The Cat from Outer Space (1978) poster

The Cat from Outer Space (1978)

Rating:


USA. 1978.

Crew

Director – Norman Tokar, Screenplay – Ted Key, Producer – Ron Miller, Photography – Charles F. Wheeler, Music – Lalo Schifrin, Special Effects – Art Cruickshank, Danny Lee & Eustace Lycett, Art Direction – Preston Ames & John B. Mansbridge. Production Company – Disney.

Cast

Ken Berry (Dr Frank Wilson), Ronnie Schell (Voice of Zunar J5-9 Doric 47 ‘Jake’/Sergeant Duffy), Sandy Duncan (Dr Liz Barrett), Harry Morgan (General Stilton), McLean Stevenson (Dr Norman Link), Roddy McDowall (Stallwood), William Prince (Mr Olympus)


Plot

A damaged UFO comes down on a farm. The inhabitant, a cat, emerges unnoticed as the military come. The ship is taken to the Energy Research Laboratory where scientists attempt to find out what powers it. The cat goes to one of the scientists Frank Wilson, who adopts it, naming it Jake. The cat then speaks to Frank, telling him its real name is Zunar J5/9 Doric 47 and demonstrating a range of telekinetic abilities, produced by the collar it wears. It must return and dock with its mothership within a matter of days or be abandoned on Earth for the next eleven years. Frank sets about trying to help Jake but Jake then announces that he needs the equivalent of $120,000 in gold to power the ship. Their only recourse is to win the money at the gambling table, aided by Jake’s psychic powers.

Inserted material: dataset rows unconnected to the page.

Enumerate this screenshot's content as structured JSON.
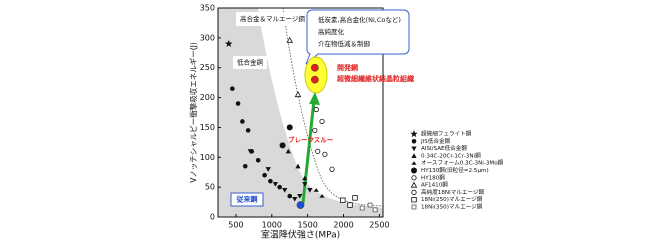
{
  "chart_data": {
    "type": "scatter",
    "x_label": "室温降伏強さ(MPa)",
    "y_label": "Vノッチシャルピー衝撃吸収エネルギー(J)",
    "xlim": [
      250,
      2550
    ],
    "xticks": [
      500,
      1000,
      1500,
      2000,
      2500
    ],
    "ylim": [
      0,
      350
    ],
    "yticks": [
      0,
      50,
      100,
      150,
      200,
      250,
      300,
      350
    ],
    "series": [
      {
        "name": "超微細フェライト鋼",
        "marker": "star",
        "color": "#111111",
        "x": [
          400
        ],
        "values": [
          290
        ]
      },
      {
        "name": "JIS低合金鋼",
        "marker": "circle",
        "color": "#111111",
        "x": [
          450,
          530,
          590,
          670,
          720,
          810,
          900,
          980,
          630,
          1110,
          1250
        ],
        "values": [
          215,
          190,
          160,
          145,
          110,
          95,
          70,
          60,
          85,
          50,
          35
        ]
      },
      {
        "name": "AISI/SAE低合金鋼",
        "marker": "tri-down",
        "color": "#111111",
        "x": [
          700,
          950,
          1050,
          1180,
          1320,
          1390,
          1460,
          1530
        ],
        "values": [
          110,
          80,
          55,
          45,
          30,
          35,
          55,
          45
        ]
      },
      {
        "name": "0.34C-20Cr-1Cr-3Ni鋼",
        "marker": "tri-up",
        "color": "#111111",
        "x": [
          1230,
          1365,
          1460
        ],
        "values": [
          110,
          85,
          65
        ]
      },
      {
        "name": "オースフォーム0.3C-3Ni-3Mo鋼",
        "marker": "tri-up-small",
        "color": "#111111",
        "x": [
          1620,
          1700
        ],
        "values": [
          45,
          35
        ]
      },
      {
        "name": "HY130鋼(旧粒径=2.5μm)",
        "marker": "circle-big",
        "color": "#111111",
        "x": [
          1150,
          1250
        ],
        "values": [
          120,
          150
        ]
      },
      {
        "name": "HY180鋼",
        "marker": "open-circle",
        "color": "#111111",
        "x": [
          1620,
          1700,
          1640
        ],
        "values": [
          180,
          160,
          110
        ]
      },
      {
        "name": "AF1410鋼",
        "marker": "open-tri",
        "color": "#111111",
        "x": [
          1250,
          1365
        ],
        "values": [
          296,
          205
        ]
      },
      {
        "name": "高純度18Niマルエージ鋼",
        "marker": "open-circle",
        "color": "#111111",
        "x": [
          1600,
          1740,
          1840
        ],
        "values": [
          145,
          105,
          80
        ]
      },
      {
        "name": "18Ni(250)マルエージ鋼",
        "marker": "open-square",
        "color": "#111111",
        "x": [
          1990,
          2090,
          2160
        ],
        "values": [
          28,
          20,
          32
        ]
      },
      {
        "name": "18Ni(350)マルエージ鋼",
        "marker": "open-square-small",
        "color": "#111111",
        "x": [
          2260,
          2370,
          2440
        ],
        "values": [
          15,
          20,
          12
        ]
      }
    ],
    "highlights": [
      {
        "label": [
          "開発鋼",
          "超微細繊維状結晶粒組織"
        ],
        "color": "#e02020",
        "x": [
          1600,
          1600
        ],
        "values": [
          250,
          230
        ]
      },
      {
        "label": [
          "従来鋼"
        ],
        "color": "#1f4fd1",
        "x": [
          1400
        ],
        "values": [
          20
        ]
      }
    ],
    "annotations": [
      "高合金＆マルエージ鋼",
      "低合金鋼",
      "ブレークスルー"
    ],
    "note_box": [
      "低炭素,高合金化(Ni,Coなど)",
      "高純度化",
      "介在物低減＆制御"
    ]
  }
}
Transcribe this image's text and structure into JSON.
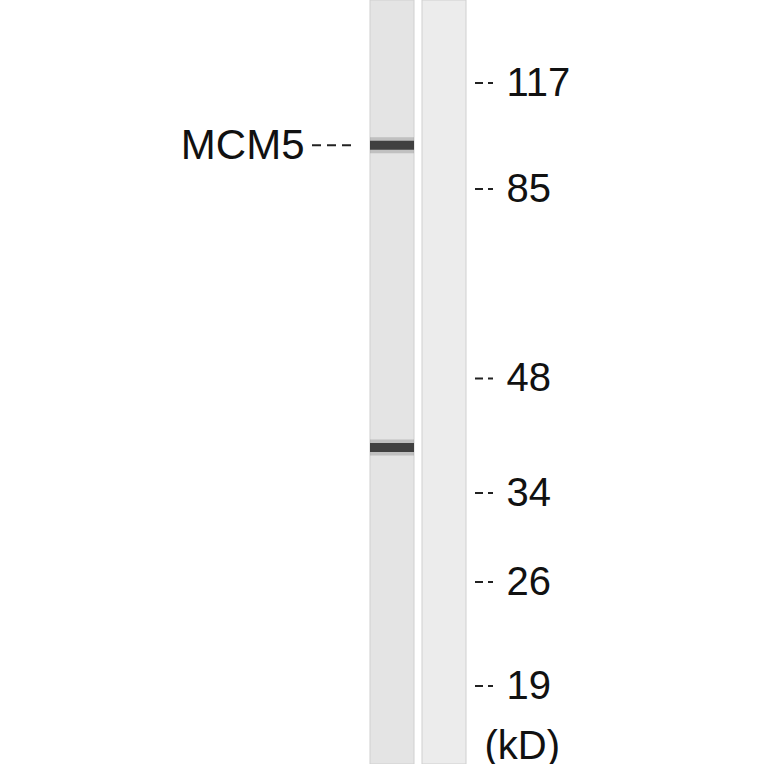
{
  "chart_data": {
    "type": "blot",
    "ylabel": "(kD)",
    "log": "y",
    "ylim": [
      15,
      150
    ],
    "yticks": [
      117,
      85,
      48,
      34,
      26,
      19
    ],
    "lanes": [
      {
        "bands": [
          97,
          39
        ]
      },
      {
        "bands": []
      }
    ],
    "annotations": [
      {
        "text": "MCM5",
        "value": 97
      }
    ]
  }
}
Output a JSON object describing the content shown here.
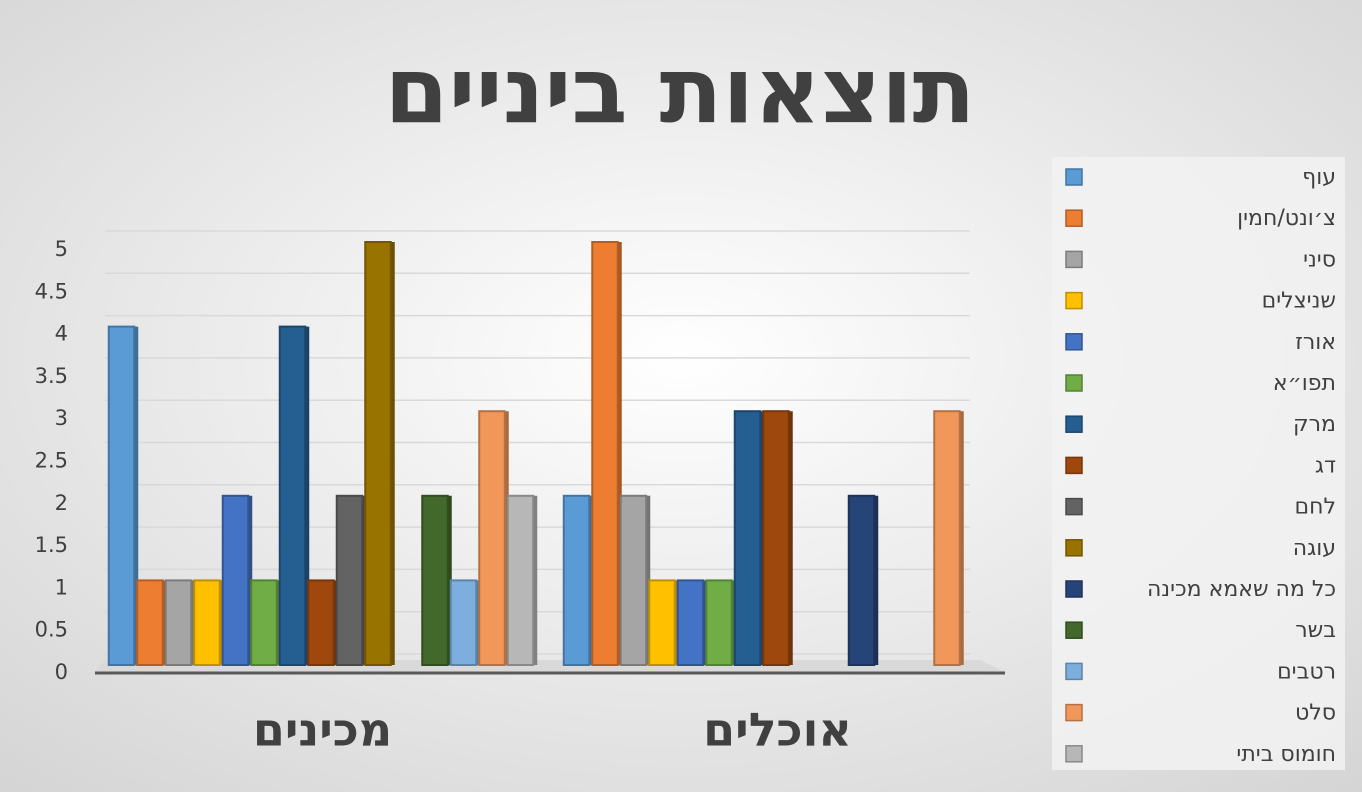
{
  "chart_data": {
    "type": "bar",
    "title": "תוצאות ביניים",
    "categories": [
      "מכינים",
      "אוכלים"
    ],
    "series": [
      {
        "name": "עוף",
        "color": "#5b9bd5",
        "values": [
          4,
          2
        ]
      },
      {
        "name": "צ׳ונט/חמין",
        "color": "#ed7d31",
        "values": [
          1,
          5
        ]
      },
      {
        "name": "סיני",
        "color": "#a5a5a5",
        "values": [
          1,
          2
        ]
      },
      {
        "name": "שניצלים",
        "color": "#ffc000",
        "values": [
          1,
          1
        ]
      },
      {
        "name": "אורז",
        "color": "#4472c4",
        "values": [
          2,
          1
        ]
      },
      {
        "name": "תפו״א",
        "color": "#70ad47",
        "values": [
          1,
          1
        ]
      },
      {
        "name": "מרק",
        "color": "#255e91",
        "values": [
          4,
          3
        ]
      },
      {
        "name": "דג",
        "color": "#9e480e",
        "values": [
          1,
          3
        ]
      },
      {
        "name": "לחם",
        "color": "#636363",
        "values": [
          2,
          0
        ]
      },
      {
        "name": "עוגה",
        "color": "#997300",
        "values": [
          5,
          0
        ]
      },
      {
        "name": "כל מה שאמא מכינה",
        "color": "#264478",
        "values": [
          0,
          2
        ]
      },
      {
        "name": "בשר",
        "color": "#43682b",
        "values": [
          2,
          0
        ]
      },
      {
        "name": "רטבים",
        "color": "#7cafdd",
        "values": [
          1,
          0
        ]
      },
      {
        "name": "סלט",
        "color": "#f1975a",
        "values": [
          3,
          3
        ]
      },
      {
        "name": "חומוס ביתי",
        "color": "#b7b7b7",
        "values": [
          2,
          0
        ]
      }
    ],
    "ylim": [
      0,
      5
    ],
    "yticks": [
      0,
      0.5,
      1,
      1.5,
      2,
      2.5,
      3,
      3.5,
      4,
      4.5,
      5
    ],
    "grid": true,
    "legend": "right"
  }
}
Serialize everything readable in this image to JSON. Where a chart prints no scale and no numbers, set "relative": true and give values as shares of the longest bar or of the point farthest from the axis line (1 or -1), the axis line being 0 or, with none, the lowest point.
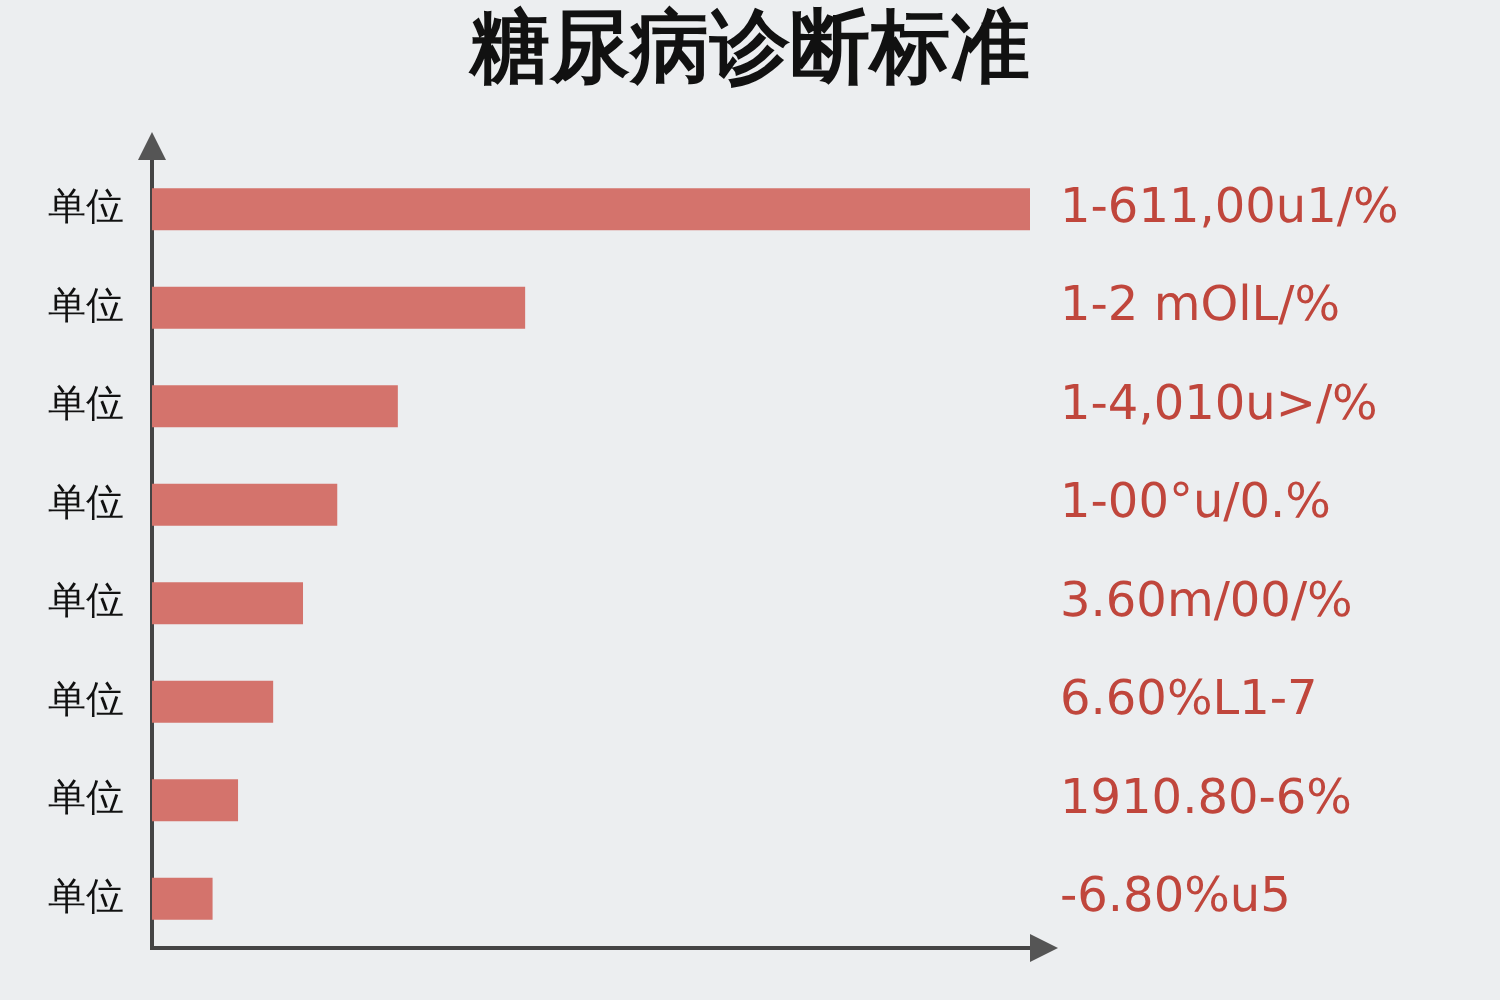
{
  "chart_data": {
    "type": "bar",
    "orientation": "horizontal",
    "relative": true,
    "title": "糖尿病诊断标准",
    "categories": [
      "单位",
      "单位",
      "单位",
      "单位",
      "单位",
      "单位",
      "单位",
      "单位"
    ],
    "values": [
      1,
      0.425,
      0.28,
      0.211,
      0.172,
      0.138,
      0.098,
      0.069
    ],
    "annotations": [
      "1-611,00u1/%",
      "1-2 mOlL/%",
      "1-4,010u>/%",
      "1-00°u/0.%",
      "3.60m/00/%",
      "6.60%L1-7",
      "1910.80-6%",
      "-6.80%u5"
    ],
    "color": "#d4736c",
    "legend": false,
    "grid": false
  }
}
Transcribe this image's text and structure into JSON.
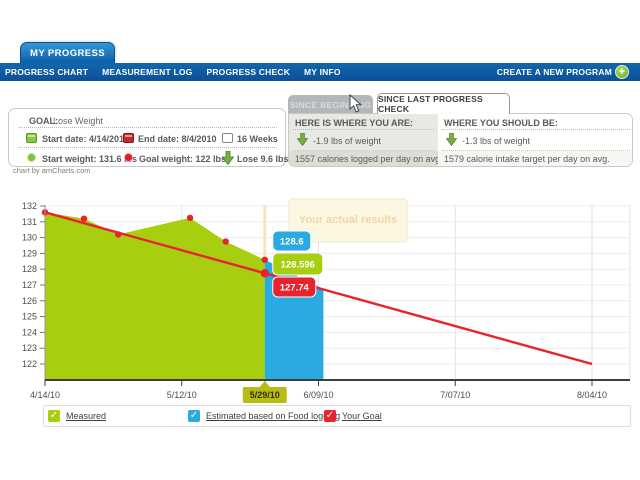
{
  "header": {
    "tab": "MY PROGRESS",
    "nav": [
      {
        "label": "PROGRESS CHART"
      },
      {
        "label": "MEASUREMENT LOG"
      },
      {
        "label": "PROGRESS CHECK"
      },
      {
        "label": "MY INFO"
      }
    ],
    "nav_right": "CREATE A NEW PROGRAM",
    "plus": "+"
  },
  "goal_panel": {
    "title_label": "GOAL:",
    "title_value": "Lose Weight",
    "start_date": "Start date: 4/14/2010",
    "end_date": "End date: 8/4/2010",
    "duration": "16 Weeks",
    "start_weight": "Start weight: 131.6 lbs",
    "goal_weight": "Goal weight: 122 lbs",
    "lose": "Lose 9.6 lbs"
  },
  "progress_panel": {
    "tab_inactive": "SINCE BEGINNING",
    "tab_active": "SINCE LAST PROGRESS CHECK",
    "left": {
      "header": "HERE IS WHERE YOU ARE:",
      "weight": "-1.9 lbs of weight",
      "calories": "1557 calories logged per day on avg."
    },
    "right": {
      "header": "WHERE YOU SHOULD BE:",
      "weight": "-1.3 lbs of weight",
      "calories": "1579 calorie intake target per day on avg."
    }
  },
  "chart_credits": "chart by amCharts.com",
  "chart_data": {
    "type": "area",
    "title": "",
    "xlabel": "",
    "ylabel": "",
    "ylim": [
      121,
      132.5
    ],
    "yticks": [
      122,
      123,
      124,
      125,
      126,
      127,
      128,
      129,
      130,
      131,
      132
    ],
    "xticks": [
      {
        "label": "4/14/10",
        "day": 0
      },
      {
        "label": "5/12/10",
        "day": 28
      },
      {
        "label": "5/29/10",
        "day": 45,
        "highlight": true
      },
      {
        "label": "6/09/10",
        "day": 56
      },
      {
        "label": "7/07/10",
        "day": 84
      },
      {
        "label": "8/04/10",
        "day": 112
      }
    ],
    "series": [
      {
        "name": "Measured",
        "color": "#a8ce10",
        "points": [
          [
            0,
            131.6
          ],
          [
            8,
            131.2
          ],
          [
            15,
            130.2
          ],
          [
            29.7,
            131.25
          ],
          [
            37,
            129.75
          ],
          [
            45,
            128.596
          ]
        ]
      },
      {
        "name": "Estimated based on Food logging",
        "color": "#29aae1",
        "points": [
          [
            45,
            128.6
          ],
          [
            57,
            126.75
          ]
        ]
      },
      {
        "name": "Your Goal",
        "color": "#e9232d",
        "points": [
          [
            0,
            131.6
          ],
          [
            112,
            122
          ]
        ]
      }
    ],
    "hover": {
      "day": 45,
      "date_label": "5/29/10",
      "goal_value": 127.74,
      "labels": [
        {
          "value": "128.6",
          "color": "#29aae1"
        },
        {
          "value": "128.596",
          "color": "#a8ce10"
        },
        {
          "value": "127.74",
          "color": "#e9232d"
        }
      ]
    },
    "tooltip": "Your actual results",
    "legend_position": "bottom",
    "grid": true
  },
  "legend": [
    {
      "label": "Measured",
      "color": "#a8ce10"
    },
    {
      "label": "Estimated based on Food logging",
      "color": "#29aae1"
    },
    {
      "label": "Your Goal",
      "color": "#e9232d"
    }
  ]
}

At the time that they made The Cat from Outer Space, Disney were having great success with a series of live-action slapstick comedies, with the likes of the Herbie the Love Bug, Dexter Reilly and Witch Mountain films, The Apple Dumpling Gang (1976) and Freaky Friday (1976). In fact, these comedies had come to almost entirely supersede their production of animated films during this era.

1978 was also the year after Star Wars (1977) had made a huge hit and found Disney turning their formula to science-fictional themes to exploit the fad – something that became bloated with the following year’s The Black Hole (1979). The Cat from Outer Space is an enjoyably silly effort that shows Disney trying to bend their live-action formula to take on science-fiction themes.

Zunar J5-9 Doric 47 or Jake aka The Cat from Outer Space (1978)
Zunar J5-9 Doric 47 or Jake the Cat (voiced by Ronnie Schell)

Like most of these live-action Disney films, the film is only held together by a series of slapstick sequences. The basic idea is slender. Mostly the cat and its psychic powers are the springboard for a series of enjoyable effects sequences as per the Witch Mountain films – the cat causing a cello and oboe to play by themselves; the pool game sequence where Sandy Duncan is aided by Jake’s powers.

In what became a standing trope in Disney films, there are lots of scenes of people flying – Ken Berry and the cat flying around the saucer, a chase sequence where a motorcycle takes to the air over a fence, and an extended climax with the cat flying a biplane and Ken Berry having to conduct a mid-air rescue from a helicopter. The film is only set around these set-pieces and is slight, if amiable.